The news comes after the German parliament in June approved a contract award to aircraft manufacturer Airbus worth almost $3 billion for a new version of the active electronically scanned array radar, dubbed Captor-E. More than half of that investment will go to sensor specialist Hensoldt, a former Airbus subsidiary. The contract is aimed at retrofitting roughly 130 German and Spanish aircraft in the mid-2020s, according to Hensoldt.
Officials in Europe have billed the radar upgrade as a key prerequisite for keeping the Eurofighter relevant for future missions and possible sales — including ongoing acquisition decisions in Finland and Switzerland.

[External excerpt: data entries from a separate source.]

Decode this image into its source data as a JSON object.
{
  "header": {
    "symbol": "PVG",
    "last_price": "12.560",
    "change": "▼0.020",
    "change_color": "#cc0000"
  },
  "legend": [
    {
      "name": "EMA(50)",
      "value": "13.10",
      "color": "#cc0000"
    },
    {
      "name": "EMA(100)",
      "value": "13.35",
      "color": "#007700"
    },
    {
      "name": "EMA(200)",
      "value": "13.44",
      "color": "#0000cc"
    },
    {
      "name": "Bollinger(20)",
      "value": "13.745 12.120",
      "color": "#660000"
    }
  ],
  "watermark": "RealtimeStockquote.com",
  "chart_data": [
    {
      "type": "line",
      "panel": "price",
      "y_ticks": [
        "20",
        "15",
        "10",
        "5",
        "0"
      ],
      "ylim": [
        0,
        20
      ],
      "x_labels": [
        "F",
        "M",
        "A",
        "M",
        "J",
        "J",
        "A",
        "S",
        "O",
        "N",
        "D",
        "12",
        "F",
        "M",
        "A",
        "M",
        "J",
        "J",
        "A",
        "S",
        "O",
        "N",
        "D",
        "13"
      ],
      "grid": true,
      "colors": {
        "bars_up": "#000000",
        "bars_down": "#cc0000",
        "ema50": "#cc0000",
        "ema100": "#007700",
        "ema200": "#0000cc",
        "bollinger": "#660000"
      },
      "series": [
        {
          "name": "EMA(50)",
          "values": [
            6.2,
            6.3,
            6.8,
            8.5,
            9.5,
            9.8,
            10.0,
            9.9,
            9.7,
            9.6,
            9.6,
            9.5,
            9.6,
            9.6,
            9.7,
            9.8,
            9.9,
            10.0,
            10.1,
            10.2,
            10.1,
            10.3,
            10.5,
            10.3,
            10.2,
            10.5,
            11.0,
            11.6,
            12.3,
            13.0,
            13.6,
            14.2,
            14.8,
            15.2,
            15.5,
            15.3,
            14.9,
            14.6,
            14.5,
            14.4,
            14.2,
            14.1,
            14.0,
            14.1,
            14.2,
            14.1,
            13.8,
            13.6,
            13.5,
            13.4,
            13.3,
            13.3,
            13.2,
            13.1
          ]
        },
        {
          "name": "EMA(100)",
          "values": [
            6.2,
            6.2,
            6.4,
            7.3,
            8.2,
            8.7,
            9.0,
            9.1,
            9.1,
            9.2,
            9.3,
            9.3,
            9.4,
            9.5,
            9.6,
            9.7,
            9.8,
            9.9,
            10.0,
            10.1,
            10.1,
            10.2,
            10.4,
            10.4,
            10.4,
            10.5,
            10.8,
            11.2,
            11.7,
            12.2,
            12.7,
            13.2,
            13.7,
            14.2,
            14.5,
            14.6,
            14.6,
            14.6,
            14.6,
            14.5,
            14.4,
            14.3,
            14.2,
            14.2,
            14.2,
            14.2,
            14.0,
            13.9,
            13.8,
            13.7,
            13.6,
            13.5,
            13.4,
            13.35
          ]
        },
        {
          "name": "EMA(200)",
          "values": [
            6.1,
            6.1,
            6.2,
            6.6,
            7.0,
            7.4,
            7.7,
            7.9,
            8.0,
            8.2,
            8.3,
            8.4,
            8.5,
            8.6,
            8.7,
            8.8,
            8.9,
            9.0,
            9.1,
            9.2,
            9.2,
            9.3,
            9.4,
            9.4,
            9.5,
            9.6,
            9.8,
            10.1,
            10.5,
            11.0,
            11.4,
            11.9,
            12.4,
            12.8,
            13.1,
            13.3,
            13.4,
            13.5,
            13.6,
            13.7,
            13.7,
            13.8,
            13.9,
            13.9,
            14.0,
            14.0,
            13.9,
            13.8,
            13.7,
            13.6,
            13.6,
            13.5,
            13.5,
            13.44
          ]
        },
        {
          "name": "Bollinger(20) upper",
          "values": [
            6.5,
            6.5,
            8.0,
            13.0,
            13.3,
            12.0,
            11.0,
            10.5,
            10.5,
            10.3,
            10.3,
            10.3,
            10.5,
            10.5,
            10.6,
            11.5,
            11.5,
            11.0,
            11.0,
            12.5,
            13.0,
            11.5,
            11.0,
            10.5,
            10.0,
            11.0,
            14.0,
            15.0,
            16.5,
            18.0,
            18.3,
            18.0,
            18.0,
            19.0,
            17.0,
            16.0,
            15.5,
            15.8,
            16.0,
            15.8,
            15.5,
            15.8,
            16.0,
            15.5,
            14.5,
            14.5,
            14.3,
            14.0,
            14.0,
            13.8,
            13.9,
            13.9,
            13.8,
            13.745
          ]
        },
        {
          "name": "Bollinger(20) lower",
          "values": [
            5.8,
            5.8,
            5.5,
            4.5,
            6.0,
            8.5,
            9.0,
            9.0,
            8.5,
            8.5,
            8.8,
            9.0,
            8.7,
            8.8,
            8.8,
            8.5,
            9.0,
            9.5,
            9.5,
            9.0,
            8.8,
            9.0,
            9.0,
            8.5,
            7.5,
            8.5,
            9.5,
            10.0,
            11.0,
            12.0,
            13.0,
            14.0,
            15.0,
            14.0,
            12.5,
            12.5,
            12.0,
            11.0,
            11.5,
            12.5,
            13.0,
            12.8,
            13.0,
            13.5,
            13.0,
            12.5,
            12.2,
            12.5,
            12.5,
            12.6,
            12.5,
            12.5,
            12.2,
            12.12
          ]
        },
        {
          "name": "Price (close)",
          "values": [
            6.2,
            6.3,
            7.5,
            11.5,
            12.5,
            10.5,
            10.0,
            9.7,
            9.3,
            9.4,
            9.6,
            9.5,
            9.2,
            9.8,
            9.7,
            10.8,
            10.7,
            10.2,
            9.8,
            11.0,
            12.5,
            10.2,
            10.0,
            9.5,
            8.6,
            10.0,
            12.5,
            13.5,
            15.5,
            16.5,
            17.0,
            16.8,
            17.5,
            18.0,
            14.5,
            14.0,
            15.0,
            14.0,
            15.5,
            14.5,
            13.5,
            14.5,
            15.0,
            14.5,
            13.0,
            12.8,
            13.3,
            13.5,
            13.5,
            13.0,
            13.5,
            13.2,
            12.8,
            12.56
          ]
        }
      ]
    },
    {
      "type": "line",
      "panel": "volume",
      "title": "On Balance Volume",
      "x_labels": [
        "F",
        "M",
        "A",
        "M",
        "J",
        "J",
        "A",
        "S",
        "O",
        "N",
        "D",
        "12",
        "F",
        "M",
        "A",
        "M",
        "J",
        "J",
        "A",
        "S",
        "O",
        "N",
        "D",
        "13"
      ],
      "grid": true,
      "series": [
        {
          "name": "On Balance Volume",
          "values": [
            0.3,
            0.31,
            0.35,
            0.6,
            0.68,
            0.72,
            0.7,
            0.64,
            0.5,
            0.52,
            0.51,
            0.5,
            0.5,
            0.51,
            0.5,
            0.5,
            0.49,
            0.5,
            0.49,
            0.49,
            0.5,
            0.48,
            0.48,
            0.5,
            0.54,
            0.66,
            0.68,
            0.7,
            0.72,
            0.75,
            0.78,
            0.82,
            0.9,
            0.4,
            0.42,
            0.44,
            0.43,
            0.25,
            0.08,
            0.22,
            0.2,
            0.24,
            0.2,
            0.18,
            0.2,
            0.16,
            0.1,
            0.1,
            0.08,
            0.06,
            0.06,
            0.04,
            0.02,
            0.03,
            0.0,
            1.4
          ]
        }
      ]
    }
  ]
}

Indra becoming the co-lead for the Captor-E’s follow-on generation, dubbed Eurofighter Common Radar System Mk1, represents a boost to the company’s prospects when it comes to developing a new generation of air warfare equipment.
“The contract will allow Indra to create long-term highly-skilled jobs, in addition to reinforcing its technological expertise and role as a key supplier in the field of airborne sensors, as well as the leader of the Sensors technological pillar within the FCAS program,” the company wrote in a statement, referring to the German-French-Spanish Future Combat Air System program.
The pairing of Hensoldt and Indra for the fully digitized Mk1 version of the radar represents something of a fork in the road for the aircraft’s radar developments. To date, the “Euroradar” consortium — made up of Leonardo’s British and Italian arms as well as Hensoldt and Indra — has overseen technology development for the multinational fighter program through the Captor-E, or Mk0, version.
Kuwait and Qatar also purchased Mk0 upgrades for their respective Eurofighter fleets, though the Mk1 version is slated to go only into Spanish and German planes.
The British military has said it wants its own sensor for the fleet of Royal Air Force Typhoons, reportedly with more specialized performance in the areas of air-to-ground and electronic warfare, as well as with an eye on connectivity to the American-made F-35 fighter jet.
Italy has yet to declare which way it wants to go, meaning Leonardo stands to lose a lead role in the Mk1 development.
The ongoing industrial teaming arrangements for the Eurofighter radar, complete with hedging and betting on political developments, can be seen as a precursor for a similar dynamic in Europe’s race for a next-generation air weapon. The United Kingdom is spearheading the development of the Tempest fighter jet as a competition to the mainland’s FCAS proposal.
For Airbus, a co-lead in the project with France’s Dassault, the Eurofighter is something of a test bed and bridging technology on the way toward more futuristic weaponry.